I just can't seem to identify what assigns which playback device to which part on the staff. I've also tried looking at the routings on the mixer but that hasn't helped. 

Anyone have any ideas?


----------



## almound (Dec 15, 2015)

Yeah. Regardless of what instruments are in the score, Sibelius assigns MIDI beginning with the string section; first violins set to channel #1, second violins set to channel #2, etc. Thereafter it assigns MIDI channels beginning with the topmost staff of the score until it gets to channel #16. Then a second instance of MIDI channels is instituted and the assignments continue. The exception to all this occurs when one assigns a VI that uses two MIDI channels, like a piano or a harp (while the "Use same staff for all staves of a keyboard instrument" in the Playback section of Preferences is unchecked). Then Sibelius will assign two consecutive MIDI CC numbers to what it calls the "keyboard instrument," and then continue to assign MIDI to staves so to accommodate this order. (Some numbers will be out of order.)
Don't try to find this in the Sibelius manual; it probably isn't there.


----------



## snattack (Dec 19, 2015)

almound said:


> Yeah. Regardless of what instruments are in the score, Sibelius assigns MIDI beginning with the string section; first violins set to channel #1, second violins set to channel #2, etc. Thereafter it assigns MIDI channels beginning with the topmost staff of the score until it gets to channel #16. Then a second instance of MIDI channels is instituted and the assignments continue. The exception to all this occurs when one assigns a VI that uses two MIDI channels, like a piano or a harp (while the "Use same staff for all staves of a keyboard instrument" in the Playback section of Preferences is unchecked). Then Sibelius will assign two consecutive MIDI CC numbers to what it calls the "keyboard instrument," and then continue to assign MIDI to staves so to accommodate this order. (Some numbers will be out of order.)
> Don't try to find this in the Sibelius manual; it probably isn't there.



This is an INSANE behavour of a score writing program  so basically one have to add instruments in the correct order?


----------



## almound (Jan 2, 2016)

Sorry to take so long to answer ... holidays, etc., etc.
In short, YES!!!!!!! You have it correct. Hence the absolute need for a template score so that the score behaves the same each and every time. 
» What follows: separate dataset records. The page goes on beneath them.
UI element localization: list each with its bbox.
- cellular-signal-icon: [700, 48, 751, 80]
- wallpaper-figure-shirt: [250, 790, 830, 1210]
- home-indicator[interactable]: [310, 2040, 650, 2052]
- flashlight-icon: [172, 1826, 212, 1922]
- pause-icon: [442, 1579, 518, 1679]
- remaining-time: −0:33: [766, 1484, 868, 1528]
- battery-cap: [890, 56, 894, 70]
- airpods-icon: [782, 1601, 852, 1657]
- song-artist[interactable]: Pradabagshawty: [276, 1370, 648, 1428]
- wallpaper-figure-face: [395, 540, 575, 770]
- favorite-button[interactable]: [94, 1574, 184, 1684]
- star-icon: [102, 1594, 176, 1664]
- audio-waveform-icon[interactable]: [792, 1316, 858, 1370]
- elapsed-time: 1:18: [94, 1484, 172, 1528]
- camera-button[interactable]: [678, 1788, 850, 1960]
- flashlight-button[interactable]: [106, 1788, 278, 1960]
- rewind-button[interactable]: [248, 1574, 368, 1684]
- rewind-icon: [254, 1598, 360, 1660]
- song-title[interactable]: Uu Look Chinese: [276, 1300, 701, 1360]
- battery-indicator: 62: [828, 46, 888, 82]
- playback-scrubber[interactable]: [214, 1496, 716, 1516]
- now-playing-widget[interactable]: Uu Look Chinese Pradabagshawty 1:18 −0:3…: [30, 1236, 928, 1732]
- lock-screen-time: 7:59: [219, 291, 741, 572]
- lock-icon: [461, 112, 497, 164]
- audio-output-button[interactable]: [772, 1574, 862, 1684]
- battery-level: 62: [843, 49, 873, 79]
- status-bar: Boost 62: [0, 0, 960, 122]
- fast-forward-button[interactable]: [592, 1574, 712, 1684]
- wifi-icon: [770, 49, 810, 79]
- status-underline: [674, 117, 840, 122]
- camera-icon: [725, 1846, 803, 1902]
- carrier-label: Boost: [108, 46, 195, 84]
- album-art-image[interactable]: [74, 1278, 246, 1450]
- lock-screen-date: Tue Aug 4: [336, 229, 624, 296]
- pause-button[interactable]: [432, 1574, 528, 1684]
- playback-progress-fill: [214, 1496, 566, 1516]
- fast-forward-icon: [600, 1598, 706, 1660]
BTW, speaking of insane, don't forget that much of the playback behavior of the score depends upon the accuracy of your input into the playback dictionary, which is part of the score itself ... part of the House Style, to be more exact. And one has to import a House Style (go figure), under the Appearance menu (what?!), which gives the option of importing only the playback dictionary but it comes in all in one piece. The playback dictionary is replaced; there is no merging. What about that, huh? Huh?!!


----------